Long-term Monitoring of Blasting Vibration for Overlapping Tunnels in Complex Conditions: Case Study of a New Tunnel Above

Abstract Vibration monitoring is key to ensuring adjacent structure safety during drill-and-blast tunneling. Previous research has seldom documented cases where new tunnels overlap above existing ones during blasting operations. To ensure the stability of both surface structures and the underlying existing tunnels during the construction of new overlapping tunnels, this study utilized equivalent load method modeling to predict vibration attenuation patterns. Based on these predictions, a monitoring scheme targeting high-risk vibration points was developed. Long-term vibration monitoring has confirmed the feasibility of this approach. Results show: (1) Simulation indicates that during new tunnel blasting, vibration amplitudes decrease with increasing blast-center distance at monitoring points. At equal blast-center distances, surface vibrations are stronger than those in the underlying tunnel. As excavation advances, anomalous vibration velocity amplification occurs both in surface ground behind the face and in the underground tunnel.
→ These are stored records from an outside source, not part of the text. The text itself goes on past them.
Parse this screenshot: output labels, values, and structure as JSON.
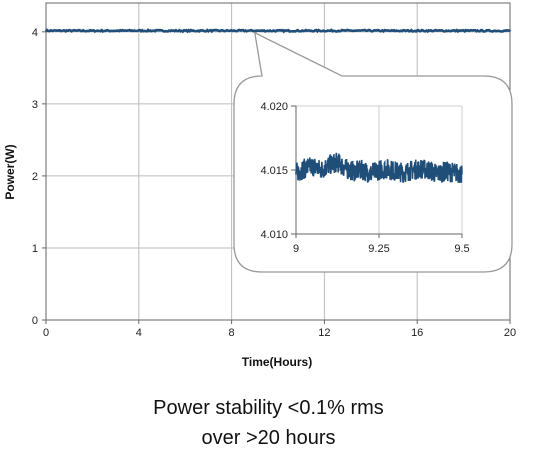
{
  "chart_data": [
    {
      "type": "line",
      "title": "",
      "xlabel": "Time(Hours)",
      "ylabel": "Power(W)",
      "xlim": [
        0,
        20
      ],
      "ylim": [
        0,
        4.4
      ],
      "x_ticks": [
        "0",
        "4",
        "8",
        "12",
        "16",
        "20"
      ],
      "y_ticks": [
        "0",
        "1",
        "2",
        "3",
        "4"
      ],
      "grid": true,
      "series": [
        {
          "color": "#1f4e79",
          "x": [
            0,
            1,
            2,
            3,
            4,
            5,
            6,
            7,
            8,
            9,
            10,
            11,
            12,
            13,
            14,
            15,
            16,
            17,
            18,
            19,
            20
          ],
          "values": [
            4.015,
            4.015,
            4.014,
            4.015,
            4.016,
            4.015,
            4.014,
            4.015,
            4.015,
            4.015,
            4.014,
            4.015,
            4.015,
            4.016,
            4.015,
            4.014,
            4.015,
            4.015,
            4.015,
            4.014,
            4.015
          ]
        }
      ]
    },
    {
      "type": "line",
      "title": "",
      "xlabel": "",
      "ylabel": "",
      "xlim": [
        9,
        9.5
      ],
      "ylim": [
        4.01,
        4.02
      ],
      "x_ticks": [
        "9",
        "9.25",
        "9.5"
      ],
      "y_ticks": [
        "4.010",
        "4.015",
        "4.020"
      ],
      "grid": true,
      "series": [
        {
          "color": "#1f4e79",
          "x": [
            9.0,
            9.025,
            9.05,
            9.075,
            9.1,
            9.125,
            9.15,
            9.175,
            9.2,
            9.225,
            9.25,
            9.275,
            9.3,
            9.325,
            9.35,
            9.375,
            9.4,
            9.425,
            9.45,
            9.475,
            9.5
          ],
          "values": [
            4.0148,
            4.0151,
            4.0153,
            4.015,
            4.0154,
            4.0156,
            4.0151,
            4.0149,
            4.015,
            4.0147,
            4.015,
            4.0151,
            4.0149,
            4.0148,
            4.015,
            4.0151,
            4.015,
            4.0147,
            4.0149,
            4.0148,
            4.0147
          ],
          "noise_amplitude": 0.0008
        }
      ]
    }
  ],
  "caption": {
    "line1": "Power stability <0.1% rms",
    "line2": "over >20 hours"
  },
  "colors": {
    "series": "#1f4e79",
    "grid": "#bbbbbb",
    "inset_border": "#999999",
    "axis": "#666666"
  }
}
These findings can guide the rational placement of monitoring points. (2) Actual monitoring data confirms vibration velocities comply with limits. Different attenuation curves are recommended for vibrations propagating downward (to subway tunnel) and upward (to surface). Vibration velocities were categorized and fitted according to site and distance characteristics, yielding two sets of site coefficients K and attenuation coefficients α. For the ZDK150-YDK150 monitoring points located underground ahead of the face, K=153.16 and α=1.9; for the Lanjian Hotel monitoring points located at the surface, K=1522.33 and α=2.05. (3) Blasting vibration dominant frequencies primarily range 20–90 Hz, exceeding most civil buildings′ natural frequencies. The frequency tends to decrease from the near-field to the far-field of the blast, with greater near-field fluctuation. The proposed “hazard-point locking at both ends” monitoring layout and the “multiple measurements at a single point” analysis approach can save monitoring costs and provide reference for similar projects.